We further conclude that the text of the zoning regulations does not establish that the Rohrbachs' parcel is zoned agricultural. One of the copies of the zoning regulations provides, "the following zoning areas are hereby established: a) A Agricultural (60+ Acres)." However, the trial court specifically found that the Board had failed to prove that it had adopted a definition of the agricultural zoning area based on acreage. We also reject the Board's argument that the Rohrbachs' eighty-acre parcel was zoned agricultural based on the agricultural zoning provision that states that the minimum area for an agricultural parcel is thirty-five acres. We conclude that this provision does nothing more than state the minimum area of parcels that may be classified agricultural. It does *1189 not state that all lots of more than thirty-five acres are necessarily zoned agricultural.
Last, we conclude that neither the Rohrbachs' application for a use permit nor Paul Rohrbach's testimony at trial compels a different conclusion.
When a party makes an unequivocal formal and deliberate declaration in a judicial proceeding for the purpose of dispensing with proof of facts, the declaration constitutes a judicial admission and is binding on the party as evidence and may furnish the basis for a verdict. Kempter v. Hurd, 713 P.2d 1274, 1279 (Colo.1986); Salazar v. American Sterilizer Co., 5 P.3d 357, 364 (Colo.App.2000); Anderson v. Watson, 929 P.2d 6, 9 (Colo.App.1996), aff'd on other grounds, 953 P.2d 1284 (Colo.1998).
Here, the Rohrbachs' use permit application to the Board stated that their parcel was zoned agricultural. In addition, at trial, Paul Rohrbach testified that when he submitted the application, based on the tax bill he had received from the county assessor, he was under the impression that his parcel was zoned agricultural.
We conclude that neither the permit application nor Paul Rohrbach's testimony constituted unequivocal, formal, and deliberate judicial admissions. See Floresta, Inc. v. City Council, 190 Cal. App. 2d 599, 611, 12 Cal. Rptr. 182, 190 (1961) (application for zoning permit did not foreclose attack on zoning ordinance). To the contrary, in the trial court the Rohrbachs were plainly contesting the zoning of their property. In addition, although the zoning of a parcel may involve questions of fact, the ultimate issue is whether the controlling government entity has established the zoning of the parcel as a matter of law. Accordingly, we conclude that the permit application and Paul Rohrbach's testimony did not establish the zoning of his parcel.
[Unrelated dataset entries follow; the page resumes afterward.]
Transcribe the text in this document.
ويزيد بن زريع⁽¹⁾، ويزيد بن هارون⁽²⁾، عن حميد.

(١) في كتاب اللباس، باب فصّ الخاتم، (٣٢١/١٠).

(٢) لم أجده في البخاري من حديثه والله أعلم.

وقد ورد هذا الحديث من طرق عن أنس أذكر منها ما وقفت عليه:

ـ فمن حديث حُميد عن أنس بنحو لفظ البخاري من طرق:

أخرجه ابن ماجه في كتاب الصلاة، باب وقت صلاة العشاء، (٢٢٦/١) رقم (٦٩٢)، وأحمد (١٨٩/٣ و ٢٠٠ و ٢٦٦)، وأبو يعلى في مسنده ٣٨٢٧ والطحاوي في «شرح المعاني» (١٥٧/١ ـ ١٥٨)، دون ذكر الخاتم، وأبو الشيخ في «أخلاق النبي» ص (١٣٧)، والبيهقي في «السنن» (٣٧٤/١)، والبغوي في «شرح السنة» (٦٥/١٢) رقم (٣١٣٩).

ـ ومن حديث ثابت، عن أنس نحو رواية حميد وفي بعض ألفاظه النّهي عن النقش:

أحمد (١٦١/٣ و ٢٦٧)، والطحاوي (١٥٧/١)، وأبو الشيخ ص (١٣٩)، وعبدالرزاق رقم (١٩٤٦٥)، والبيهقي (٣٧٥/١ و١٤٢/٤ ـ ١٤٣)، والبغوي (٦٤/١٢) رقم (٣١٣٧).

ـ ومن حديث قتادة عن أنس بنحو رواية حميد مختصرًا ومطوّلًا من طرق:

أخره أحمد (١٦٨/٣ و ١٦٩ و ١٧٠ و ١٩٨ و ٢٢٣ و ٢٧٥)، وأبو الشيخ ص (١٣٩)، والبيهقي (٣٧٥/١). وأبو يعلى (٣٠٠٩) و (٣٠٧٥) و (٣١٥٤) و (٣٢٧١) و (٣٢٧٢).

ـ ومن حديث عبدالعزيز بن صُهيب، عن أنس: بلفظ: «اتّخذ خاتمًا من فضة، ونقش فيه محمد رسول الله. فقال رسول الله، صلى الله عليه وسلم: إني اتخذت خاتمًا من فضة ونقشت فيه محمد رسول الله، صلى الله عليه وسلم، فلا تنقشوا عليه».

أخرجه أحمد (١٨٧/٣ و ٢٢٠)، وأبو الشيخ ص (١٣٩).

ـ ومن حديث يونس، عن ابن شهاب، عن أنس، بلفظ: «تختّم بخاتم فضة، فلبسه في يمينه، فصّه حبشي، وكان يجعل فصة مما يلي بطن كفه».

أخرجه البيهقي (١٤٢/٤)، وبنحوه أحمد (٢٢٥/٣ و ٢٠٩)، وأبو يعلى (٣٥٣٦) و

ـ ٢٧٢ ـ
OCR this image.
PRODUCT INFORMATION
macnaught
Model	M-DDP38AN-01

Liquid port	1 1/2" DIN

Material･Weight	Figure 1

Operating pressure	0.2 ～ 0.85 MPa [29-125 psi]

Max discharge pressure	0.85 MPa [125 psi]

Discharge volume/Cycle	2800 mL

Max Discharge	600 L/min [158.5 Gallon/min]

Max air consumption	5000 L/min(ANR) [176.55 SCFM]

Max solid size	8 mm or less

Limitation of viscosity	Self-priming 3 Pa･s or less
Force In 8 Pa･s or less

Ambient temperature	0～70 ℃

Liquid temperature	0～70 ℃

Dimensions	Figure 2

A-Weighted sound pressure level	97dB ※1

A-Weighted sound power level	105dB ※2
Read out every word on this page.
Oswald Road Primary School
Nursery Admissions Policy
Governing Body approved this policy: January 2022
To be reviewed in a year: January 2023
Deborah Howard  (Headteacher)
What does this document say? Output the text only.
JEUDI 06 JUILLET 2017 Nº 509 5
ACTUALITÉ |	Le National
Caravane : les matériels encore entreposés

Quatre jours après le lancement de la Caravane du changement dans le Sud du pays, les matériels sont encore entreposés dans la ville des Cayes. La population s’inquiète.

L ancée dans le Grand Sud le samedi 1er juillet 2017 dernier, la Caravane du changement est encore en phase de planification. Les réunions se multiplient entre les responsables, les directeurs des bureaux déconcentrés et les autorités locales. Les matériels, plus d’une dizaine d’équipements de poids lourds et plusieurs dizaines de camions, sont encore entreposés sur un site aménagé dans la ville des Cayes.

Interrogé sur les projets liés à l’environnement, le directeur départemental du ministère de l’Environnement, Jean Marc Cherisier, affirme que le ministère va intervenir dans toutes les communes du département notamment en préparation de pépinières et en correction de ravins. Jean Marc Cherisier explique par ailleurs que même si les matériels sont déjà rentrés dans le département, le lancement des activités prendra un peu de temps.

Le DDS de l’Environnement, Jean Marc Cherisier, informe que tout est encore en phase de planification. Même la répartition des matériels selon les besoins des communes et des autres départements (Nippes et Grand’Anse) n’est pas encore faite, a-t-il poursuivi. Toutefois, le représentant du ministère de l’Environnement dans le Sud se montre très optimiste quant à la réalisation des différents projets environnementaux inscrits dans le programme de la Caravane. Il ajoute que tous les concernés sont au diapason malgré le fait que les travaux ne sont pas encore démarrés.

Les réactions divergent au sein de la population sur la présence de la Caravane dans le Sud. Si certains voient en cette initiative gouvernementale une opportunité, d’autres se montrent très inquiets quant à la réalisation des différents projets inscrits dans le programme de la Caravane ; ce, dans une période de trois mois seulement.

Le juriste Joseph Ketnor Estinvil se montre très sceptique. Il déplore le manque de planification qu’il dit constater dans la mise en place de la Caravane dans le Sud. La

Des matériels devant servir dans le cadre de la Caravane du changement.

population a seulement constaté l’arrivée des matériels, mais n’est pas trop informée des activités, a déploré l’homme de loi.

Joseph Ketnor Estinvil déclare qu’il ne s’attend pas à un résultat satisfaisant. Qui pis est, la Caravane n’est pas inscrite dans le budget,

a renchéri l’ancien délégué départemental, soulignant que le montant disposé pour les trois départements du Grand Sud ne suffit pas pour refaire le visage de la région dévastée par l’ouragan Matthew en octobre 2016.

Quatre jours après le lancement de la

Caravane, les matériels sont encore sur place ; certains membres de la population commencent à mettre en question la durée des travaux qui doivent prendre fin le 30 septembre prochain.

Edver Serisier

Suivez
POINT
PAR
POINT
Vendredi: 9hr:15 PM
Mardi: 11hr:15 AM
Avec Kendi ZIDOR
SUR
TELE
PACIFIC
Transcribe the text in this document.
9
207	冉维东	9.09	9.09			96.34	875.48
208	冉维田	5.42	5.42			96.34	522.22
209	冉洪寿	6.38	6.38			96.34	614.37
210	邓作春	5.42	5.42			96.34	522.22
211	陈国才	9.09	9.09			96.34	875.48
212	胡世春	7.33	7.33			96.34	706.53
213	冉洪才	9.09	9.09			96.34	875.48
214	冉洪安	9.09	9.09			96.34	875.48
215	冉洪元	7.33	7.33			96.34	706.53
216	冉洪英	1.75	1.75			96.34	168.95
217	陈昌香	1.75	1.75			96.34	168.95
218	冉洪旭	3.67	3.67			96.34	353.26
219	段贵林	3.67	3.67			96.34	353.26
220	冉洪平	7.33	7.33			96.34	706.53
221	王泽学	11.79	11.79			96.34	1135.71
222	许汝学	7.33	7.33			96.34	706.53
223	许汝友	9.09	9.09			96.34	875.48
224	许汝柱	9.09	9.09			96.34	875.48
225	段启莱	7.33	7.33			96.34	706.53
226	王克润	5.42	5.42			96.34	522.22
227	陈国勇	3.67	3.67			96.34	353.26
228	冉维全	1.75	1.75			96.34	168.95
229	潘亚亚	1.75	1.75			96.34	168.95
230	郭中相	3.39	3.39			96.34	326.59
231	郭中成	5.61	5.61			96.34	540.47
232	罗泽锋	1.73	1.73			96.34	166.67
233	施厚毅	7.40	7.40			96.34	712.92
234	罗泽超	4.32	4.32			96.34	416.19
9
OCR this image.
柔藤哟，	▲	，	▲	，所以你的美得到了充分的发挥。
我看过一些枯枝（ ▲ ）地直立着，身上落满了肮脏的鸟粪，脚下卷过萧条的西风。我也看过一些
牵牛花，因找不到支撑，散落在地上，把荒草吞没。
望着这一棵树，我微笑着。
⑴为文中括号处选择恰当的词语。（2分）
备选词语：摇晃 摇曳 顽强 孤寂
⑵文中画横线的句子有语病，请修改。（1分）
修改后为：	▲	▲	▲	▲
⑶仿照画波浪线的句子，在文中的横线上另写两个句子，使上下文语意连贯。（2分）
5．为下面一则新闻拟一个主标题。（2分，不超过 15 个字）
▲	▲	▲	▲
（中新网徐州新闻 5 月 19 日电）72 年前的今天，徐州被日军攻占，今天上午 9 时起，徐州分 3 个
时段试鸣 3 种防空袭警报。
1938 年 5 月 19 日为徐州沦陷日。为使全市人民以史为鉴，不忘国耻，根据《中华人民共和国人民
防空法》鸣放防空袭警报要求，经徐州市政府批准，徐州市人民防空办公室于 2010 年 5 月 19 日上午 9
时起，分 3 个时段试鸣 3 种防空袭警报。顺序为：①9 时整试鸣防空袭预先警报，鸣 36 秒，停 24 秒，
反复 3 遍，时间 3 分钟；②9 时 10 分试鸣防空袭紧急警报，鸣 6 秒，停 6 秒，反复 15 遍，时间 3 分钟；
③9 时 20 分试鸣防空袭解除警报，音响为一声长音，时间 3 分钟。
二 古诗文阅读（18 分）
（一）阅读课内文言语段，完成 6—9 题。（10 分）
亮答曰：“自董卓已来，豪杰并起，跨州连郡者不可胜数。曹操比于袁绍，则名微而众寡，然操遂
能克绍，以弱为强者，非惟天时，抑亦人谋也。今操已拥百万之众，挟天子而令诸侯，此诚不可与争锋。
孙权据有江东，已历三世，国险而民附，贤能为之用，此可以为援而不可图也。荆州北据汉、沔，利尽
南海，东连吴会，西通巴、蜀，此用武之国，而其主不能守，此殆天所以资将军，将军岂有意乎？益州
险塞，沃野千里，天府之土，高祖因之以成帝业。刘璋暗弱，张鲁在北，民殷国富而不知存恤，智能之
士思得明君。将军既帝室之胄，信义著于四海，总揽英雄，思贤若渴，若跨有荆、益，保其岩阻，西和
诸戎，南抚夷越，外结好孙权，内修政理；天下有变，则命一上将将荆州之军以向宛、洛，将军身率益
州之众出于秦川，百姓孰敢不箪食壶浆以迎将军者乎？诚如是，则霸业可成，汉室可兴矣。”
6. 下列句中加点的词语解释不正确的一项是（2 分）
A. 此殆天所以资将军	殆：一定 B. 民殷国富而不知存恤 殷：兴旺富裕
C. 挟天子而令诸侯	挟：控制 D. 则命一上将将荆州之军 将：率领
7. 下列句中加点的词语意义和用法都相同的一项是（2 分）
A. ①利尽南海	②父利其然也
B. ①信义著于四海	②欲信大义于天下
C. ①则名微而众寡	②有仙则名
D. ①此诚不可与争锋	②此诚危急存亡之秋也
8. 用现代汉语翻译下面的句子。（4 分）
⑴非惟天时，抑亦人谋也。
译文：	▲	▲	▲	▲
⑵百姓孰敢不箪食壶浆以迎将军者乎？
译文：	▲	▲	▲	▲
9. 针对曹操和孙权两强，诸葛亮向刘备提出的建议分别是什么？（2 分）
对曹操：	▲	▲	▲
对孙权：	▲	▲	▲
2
In sum, because the Board did not introduce a copy of the July 5, 1983 map in this case, it failed to prove that the Rohrbachs' property was zoned agricultural. Thus, the trial court erred in granting the injunction, and the judgment must be reversed. Given this disposition, we need not address the Rohrbachs' remaining grounds for reversal. Accordingly, we express no opinion on the validity of the County's zoning regulations or whether proper statutory procedures were followed in their enactment. Nor do we express any opinion about the effect of this ruling on other parcels.
The judgment is reversed, and the case is remanded for further proceedings consistent with this opinion.
Judge WEBB and Judge LICHTENSTEIN concur.